- Fluctuat
Adapter Stefan Zweig n'est pas chose aisée comme le prouve ce film déconcertant. Malgré une mise en scène efficace, le film est victime d'un parti pris contemporain qui l'alourdit. A trop insister sur ses intentions, Laurent Bouhnik rend bancal ce qui aurait pu être une fort jolie réussite.
De nos jours, une jolie jeune fille rencontre un vieil homme (Michel Serrault) fatigué par l'existence. Au fil de la nuit, il se laisse aller à lui raconter le secret dont, adolescent, Marie Collins Brown (Agnès Jaoui) l'a rendu dépositaire. Cette Anglaise d'éducation puritaine vécut au début du siècle une passion aussi brève qu'intense avec Anton (Nicolaj Coster- Waldau), un joueur invétéré dont le souvenir jamais ne la quitta.Adapté Stefan Zweig n'est pas chose aisée. Des nombreuses tentatives arrivées sur grand écran ne nous reste guère que le souvenir du remarquable Lettre d'une inconnue de Max Ophüls (1948), porté par la beauté diaphane de Joan Fontaine. D'où provient cette difficulté ? Peut-être de la qualité même de cette prose qui réussit l'improbable tour de magie de nous maintenir haletant, au fur et à mesure que la phrase se développe, s'étire, sans jamais oublier de progresser vers l'essentiel. Freud, qui disait de l'écriture de son ami qu'elle avait "la qualité du drapé fluide des statues grecques", admirait particulièrement l'aspect psychanalytique de la nouvelle adaptée par Laurent Bouhnik. Ce dernier a choisi de mettre en avant le coté dostoïevskien (cf Le Joueur) du récit, à savoir l'identification de l'auditeur et la violence de pulsions irraisonnées qui entraînent des changements tant intérieurs que physiques. Parmi celles-ci, il privilégie clairement la passion amoureuse telle que les femmes sont capables de la ressentir. A tel point qu'il a pris le parti d'ajouter une troisième époque à une histoire qui en comptait déjà deux. Cette mise en abyme devant souligner le côté universel et intemporel du propos.Si l'intention est louable, le résultat n'est, hélas, pas très convaincant. On peut le regretter car les deux périodes initiales, 1900 et 1935, sont plutôt bien traitées. Ainsi, le cadre du casino de la Riviera, à forte dominante rouge et verte, participe à créer une ambiance voluptueuse qui illustre joliment le thème de la passion. Dans ce décor, Agnès Jaoui, en Anglaise puritaine, à l'interprétation sobre et précise, et son partenaire Nicolaj Coster- Waldau, dans un rôle d'homme rongé par le démon du jeu, qui flirte avec le précipice, sont remarquables. Le mouvement qui anime ces personnages est intelligemment rendu par une caméra qui épousent les élans du coeur de ces êtres en perdition. A peine peut-on regretter une voix off un peu trop présente.
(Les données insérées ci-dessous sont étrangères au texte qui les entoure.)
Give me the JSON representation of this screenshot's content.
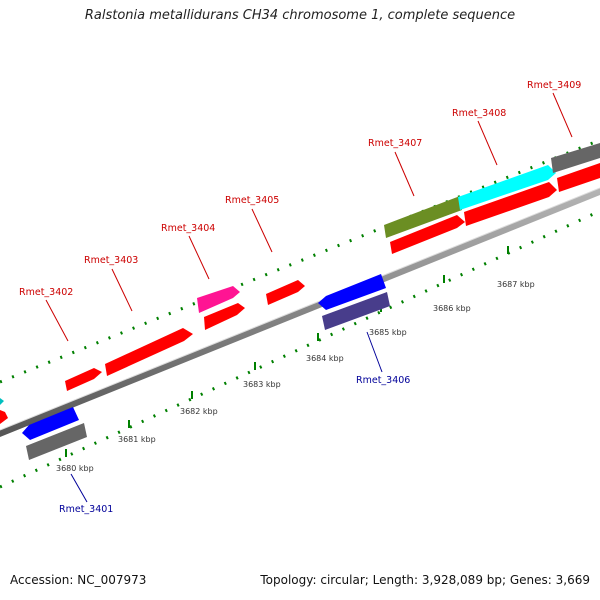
{
  "title": "Ralstonia metallidurans CH34 chromosome 1, complete sequence",
  "footer": {
    "accession": "Accession: NC_007973",
    "summary": "Topology: circular; Length: 3,928,089 bp; Genes: 3,669"
  },
  "colors": {
    "forward_gene": "#ff0000",
    "reverse_gene": "#0000ff",
    "gray_gene": "#666666",
    "cyan_gene": "#00ffff",
    "olive_gene": "#6b8e23",
    "magenta_gene": "#ff1493",
    "slate_gene": "#483d8b",
    "tick": "#008000",
    "forward_label": "#cc0000",
    "reverse_label": "#000099"
  },
  "ticks": [
    "3680 kbp",
    "3681 kbp",
    "3682 kbp",
    "3683 kbp",
    "3684 kbp",
    "3685 kbp",
    "3686 kbp",
    "3687 kbp"
  ],
  "gene_labels": {
    "forward": [
      "Rmet_3402",
      "Rmet_3403",
      "Rmet_3404",
      "Rmet_3405",
      "Rmet_3407",
      "Rmet_3408",
      "Rmet_3409"
    ],
    "reverse": [
      "Rmet_3401",
      "Rmet_3406"
    ]
  }
}
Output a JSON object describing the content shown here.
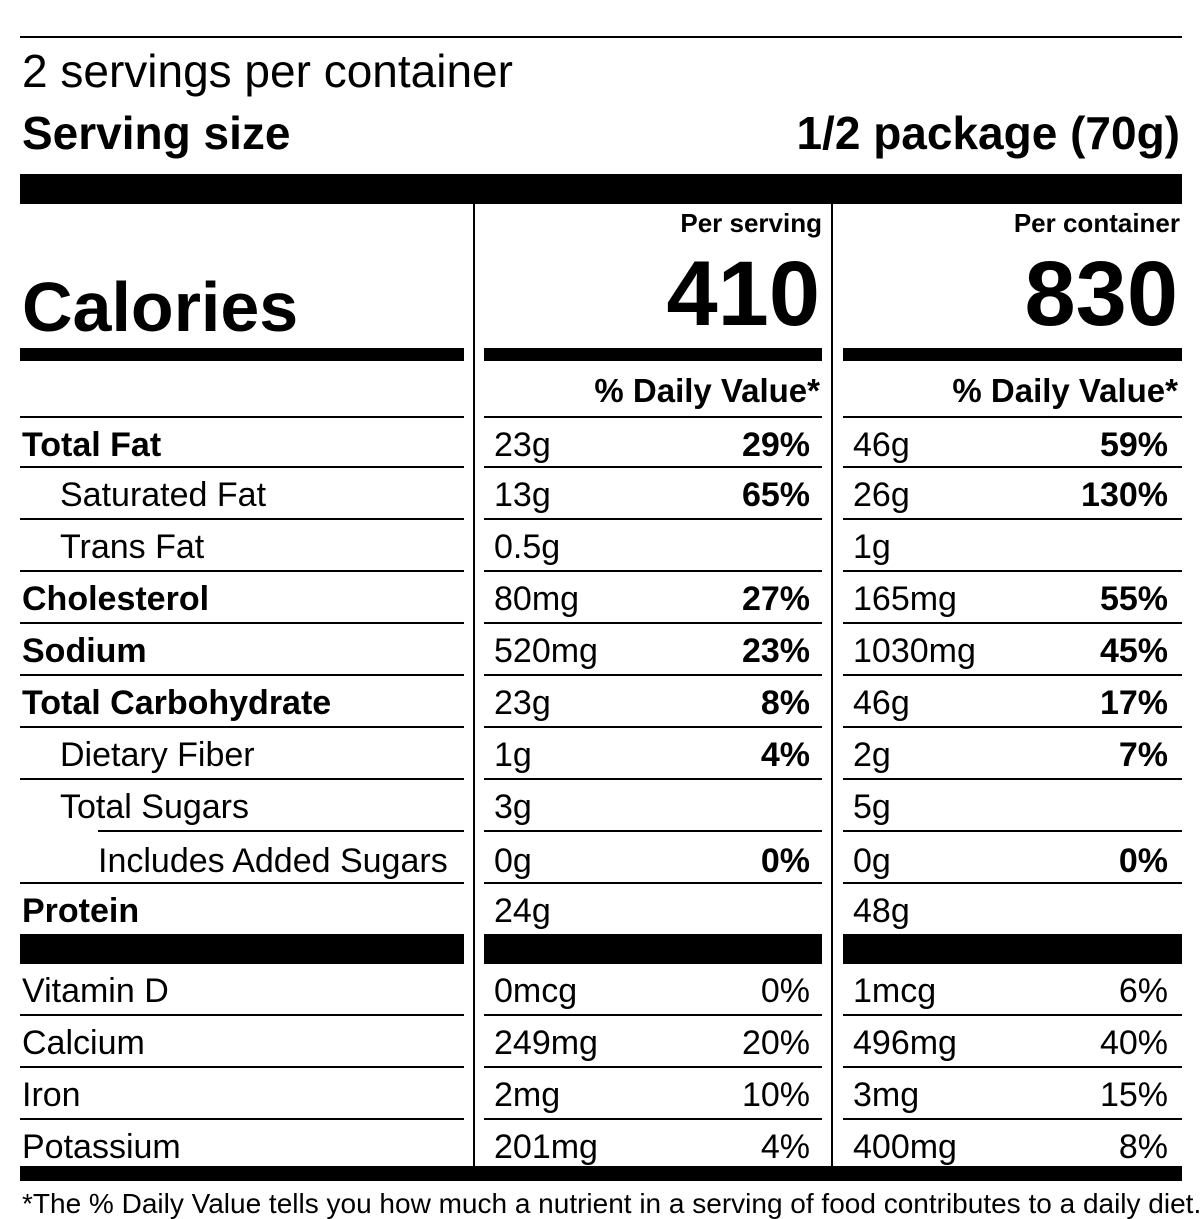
{
  "servings_per_container": "2 servings per container",
  "serving_size_label": "Serving size",
  "serving_size_value": "1/2 package (70g)",
  "calories_label": "Calories",
  "per_serving": {
    "header": "Per serving",
    "calories": "410",
    "dv_header": "% Daily Value*"
  },
  "per_container": {
    "header": "Per container",
    "calories": "830",
    "dv_header": "% Daily Value*"
  },
  "nutrients": [
    {
      "name": "Total Fat",
      "serving": "23g",
      "serving_dv": "29%",
      "container": "46g",
      "container_dv": "59%"
    },
    {
      "name": "Saturated Fat",
      "serving": "13g",
      "serving_dv": "65%",
      "container": "26g",
      "container_dv": "130%"
    },
    {
      "name": "Trans Fat",
      "serving": "0.5g",
      "serving_dv": "",
      "container": "1g",
      "container_dv": ""
    },
    {
      "name": "Cholesterol",
      "serving": "80mg",
      "serving_dv": "27%",
      "container": "165mg",
      "container_dv": "55%"
    },
    {
      "name": "Sodium",
      "serving": "520mg",
      "serving_dv": "23%",
      "container": "1030mg",
      "container_dv": "45%"
    },
    {
      "name": "Total Carbohydrate",
      "serving": "23g",
      "serving_dv": "8%",
      "container": "46g",
      "container_dv": "17%"
    },
    {
      "name": "Dietary Fiber",
      "serving": "1g",
      "serving_dv": "4%",
      "container": "2g",
      "container_dv": "7%"
    },
    {
      "name": "Total Sugars",
      "serving": "3g",
      "serving_dv": "",
      "container": "5g",
      "container_dv": ""
    },
    {
      "name": "Includes Added Sugars",
      "serving": "0g",
      "serving_dv": "0%",
      "container": "0g",
      "container_dv": "0%"
    },
    {
      "name": "Protein",
      "serving": "24g",
      "serving_dv": "",
      "container": "48g",
      "container_dv": ""
    }
  ],
  "vitamins": [
    {
      "name": "Vitamin D",
      "serving": "0mcg",
      "serving_dv": "0%",
      "container": "1mcg",
      "container_dv": "6%"
    },
    {
      "name": "Calcium",
      "serving": "249mg",
      "serving_dv": "20%",
      "container": "496mg",
      "container_dv": "40%"
    },
    {
      "name": "Iron",
      "serving": "2mg",
      "serving_dv": "10%",
      "container": "3mg",
      "container_dv": "15%"
    },
    {
      "name": "Potassium",
      "serving": "201mg",
      "serving_dv": "4%",
      "container": "400mg",
      "container_dv": "8%"
    }
  ],
  "footnote": "*The % Daily Value tells you how much a nutrient in a serving of food contributes to a daily diet."
}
Le contraste avec la seconde époque (1935) est saisissant. Une bourgeoisie immobile et imbue de ses certitudes y est évoquée par l'intermédiaire de plans fixes que traversent, tels des automates, des personnages droits et raides. Cette mise en scène figée contribue à mettre en valeur le coté passionnel de l'époque précédente.Ces deux reconstitutions fonctionnent très bien au niveau sensoriel, ce qui n'est pas le cas de l'époque contemporaine. Ouverture et clôture du film, elle encadre lourdement deux parties qui se suffisaient à elles-mêmes. N'apportant rien qu'on ne sache déjà, ce passage nuit à l'unité générale et rompt un équilibre qui n'était pas simple à atteindre. C'est probablement le changement de milieu social qui dérange avec le choix, discutable, de faire incarner par Bérenice Bejo une jeune fille vulgaire qui est la seule à ne pas s'exprimer dans un langage soutenu. Ce changement de registre est censé être à l'image de notre temps. Or, les personnages de Zweig, eux, étaient certes représentatifs d'une époque, mais surtout d'un milieu social. Pourquoi, dès lors, ne pas en faire une jeune bourgeoise s'exprimant avec qualité ?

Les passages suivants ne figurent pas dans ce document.